Monday, October 25, 2010

Biblioteca del desasosiego



Escribir sobre una biblioteca nunca es fácil. Es redundante, si es que acaso no nos concentramos en una minúscula parte de su estructura o de su caos: un autor, una idea, una utilidad, el sonido de sus puertas en determinadas tardes. Se pueden caer en las repetidas fórmulas, en las repetidas imágenes que ya se han convertido en clichés. La biblioteca como un laberinto, la biblioteca como un espejo, la como un mapa. En fin, cada analogía condensa una elaboración que nos daría para escribir por muchas páginas. Creo que una de las más recurrentes analogías es aquella de la biblioteca como una memoria, puede ser la colosal memoria de la humanidad, la intrincada memoria de una ciudad, la intima memoria de uno mismo, la de márgenes anotados, los versos plagiados, el momento en que un libro se deslizó subrepticiamente y casi sin querer en nuestros morrales.

Me han pedido hablar de una biblioteca. Me cuesta recordar aquel lugar, pues, con el tiempo, me he desecho de las imágenes. Tanto como la nueva literatura, me acobarda la vertiginosa acumulación de fotografías, algunas que sólo nos confirman lo prescindible de nuestros propios rostros o agendas. Así prefiero los mapas, ese monumento de la objetividad que debería ser la representación exacta de la realidad, pero que sin embargo reúnen todo el pasado, todo el deseo, en un supuesto presente de calles, plazas, edificios, que en determinados días se pueblan de personas, de uno mismo en ciertas frías mañanas en un parque, o en plena farra en la barra de una cantina siempre abierta.
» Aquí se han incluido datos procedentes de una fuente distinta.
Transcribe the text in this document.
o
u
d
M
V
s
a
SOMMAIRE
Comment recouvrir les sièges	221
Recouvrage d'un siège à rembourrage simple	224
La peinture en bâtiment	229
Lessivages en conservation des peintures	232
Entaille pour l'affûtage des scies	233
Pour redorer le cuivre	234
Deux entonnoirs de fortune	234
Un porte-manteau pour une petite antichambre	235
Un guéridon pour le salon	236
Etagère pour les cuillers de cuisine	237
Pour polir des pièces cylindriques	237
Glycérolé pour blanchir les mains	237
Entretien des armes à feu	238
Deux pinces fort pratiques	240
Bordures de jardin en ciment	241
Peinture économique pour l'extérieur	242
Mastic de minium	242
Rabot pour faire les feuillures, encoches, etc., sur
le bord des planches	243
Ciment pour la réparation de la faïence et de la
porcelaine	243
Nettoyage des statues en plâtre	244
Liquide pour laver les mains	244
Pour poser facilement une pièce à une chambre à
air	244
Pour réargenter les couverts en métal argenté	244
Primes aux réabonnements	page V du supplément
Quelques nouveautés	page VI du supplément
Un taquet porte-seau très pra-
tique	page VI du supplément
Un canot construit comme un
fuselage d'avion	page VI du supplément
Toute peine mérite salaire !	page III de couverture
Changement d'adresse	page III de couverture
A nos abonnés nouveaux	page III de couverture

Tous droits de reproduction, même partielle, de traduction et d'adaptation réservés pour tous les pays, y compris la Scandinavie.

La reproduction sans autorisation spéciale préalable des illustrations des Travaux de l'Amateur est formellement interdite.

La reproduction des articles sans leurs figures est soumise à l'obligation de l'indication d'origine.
Sin más, hoy en mi oficina, en el mapa de una reconocible ciudad, preciso ese punto, la de una librería que me dio la grata felicidad de circular por sus pasillos abiertos. Unos dicen que leen con los ojos, mentira, uno primero lee con los dedos, con el recorrido táctil y desmesurado que uno hace sobre las hojas, sobre los lomos, la textura del papel. ¿Cuánto se gana o cuánto se pierde con el cierre de una biblioteca? En un tiempo de prohibiciones y recortes del sentido, cuando parece restringirse el libre derecho a la lectura y la interpretación de los textos, el poder leer y elegir lo que uno quiere, cuando uno quiere, en el orden que quiere, lo que se pierde es libertad, el incurable desorden donde a golpe de lecturas uno accede a la madurez, es decir, a la capacidad de conformar cada uno su propio relato, a contrapelo de la ciudad, del país y de otros axiomas todavía más deleznables.
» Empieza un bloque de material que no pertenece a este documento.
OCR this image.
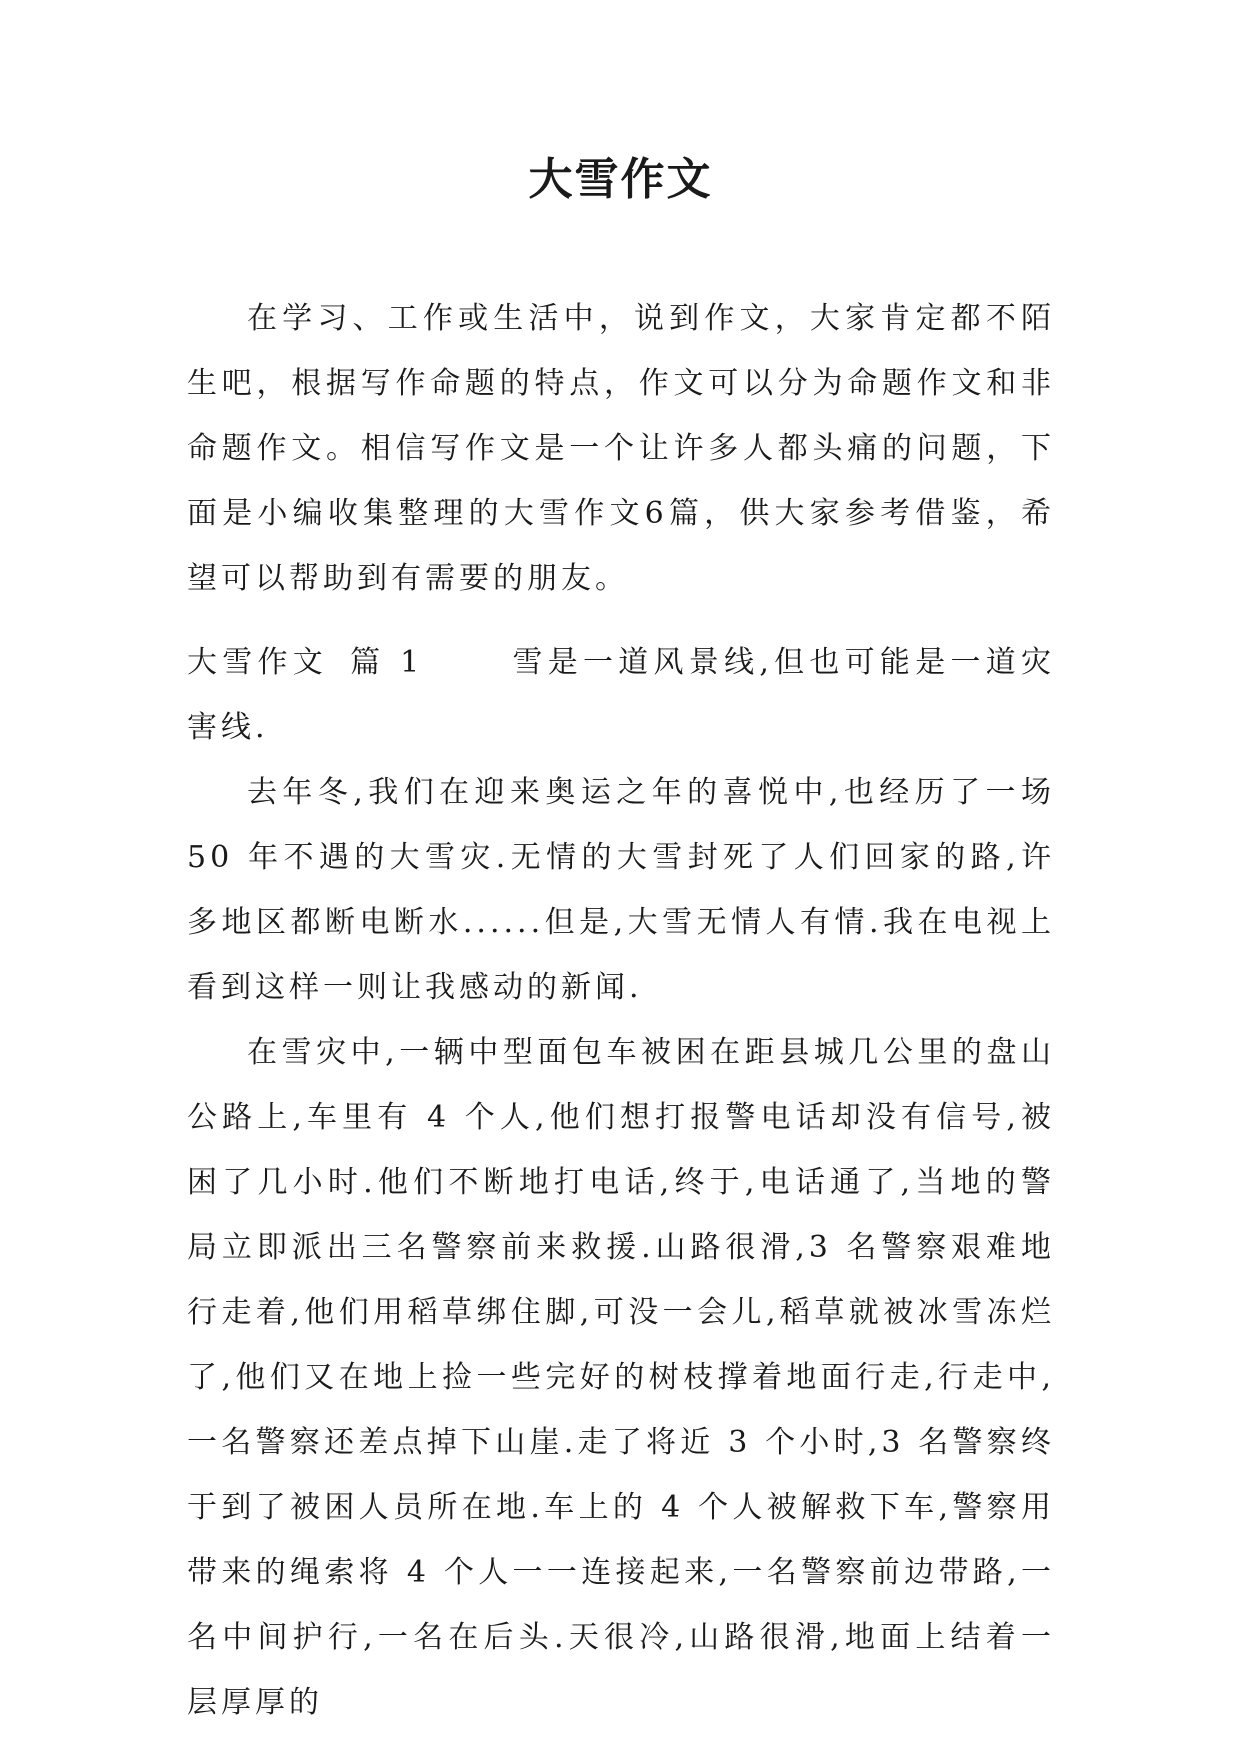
大雪作文

在学习、工作或生活中，说到作文，大家肯定都不陌生吧，根据写作命题的特点，作文可以分为命题作文和非命题作文。相信写作文是一个让许多人都头痛的问题，下面是小编收集整理的大雪作文6篇，供大家参考借鉴，希望可以帮助到有需要的朋友。

大雪作文 篇 1	雪是一道风景线,但也可能是一道灾害线.

去年冬,我们在迎来奥运之年的喜悦中,也经历了一场 50 年不遇的大雪灾.无情的大雪封死了人们回家的路,许多地区都断电断水......但是,大雪无情人有情.我在电视上看到这样一则让我感动的新闻.

在雪灾中,一辆中型面包车被困在距县城几公里的盘山公路上,车里有 4 个人,他们想打报警电话却没有信号,被困了几小时.他们不断地打电话,终于,电话通了,当地的警局立即派出三名警察前来救援.山路很滑,3 名警察艰难地行走着,他们用稻草绑住脚,可没一会儿,稻草就被冰雪冻烂了,他们又在地上捡一些完好的树枝撑着地面行走,行走中,一名警察还差点掉下山崖.走了将近 3 个小时,3 名警察终于到了被困人员所在地.车上的 4 个人被解救下车,警察用带来的绳索将 4 个人一一连接起来,一名警察前边带路,一名中间护行,一名在后头.天很冷,山路很滑,地面上结着一层厚厚的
Para nosotros para quienes la biblioteca ha sido, quizá no se pierda tanto. Como en el mapa, la biblioteca es constantemente revisada y revisitada, sigue siendo, pues ha sido nuestra, se ramifica en incontables lecturas porque de muchas maneras somos el producto de aquella biblioteca, de aquella que nos abrió sus pasillos en la adolescencia y nos dio una autonomía absoluta, la de pararnos como lectores ante el infinito.

Sin embargo, cuando se va una biblioteca también se va la posibilidad de muchos otros lectores, no del tipo de aquellos que salen todas las mañanas a tomar el sol, a leer el periódico y dejan pasar el mundo ante sus ojos, sino aquella categoría de “lector extremo”, nos indica el escritor Ricardo Piglia, cuando nos habla de aquellos lectores del desasosiego, siempre despiertos, inconformes, incompletos, en constante construcción, pues se dan cuenta de que cada creación (literaria o no), depende también de quien la lee. Estos lectores en determinado momentos buscarán articular lo leído con su entorno, borrando los débiles márgenes entre ficción y realidad, constantemente modificándolos. Así, estos lectores son peligrosos y con el cierre de una biblioteca más de uno estará contento. Por supuesto, en cada biblioteca que se cierra, se encuentra también la certeza de que otra tendrá que abrirse.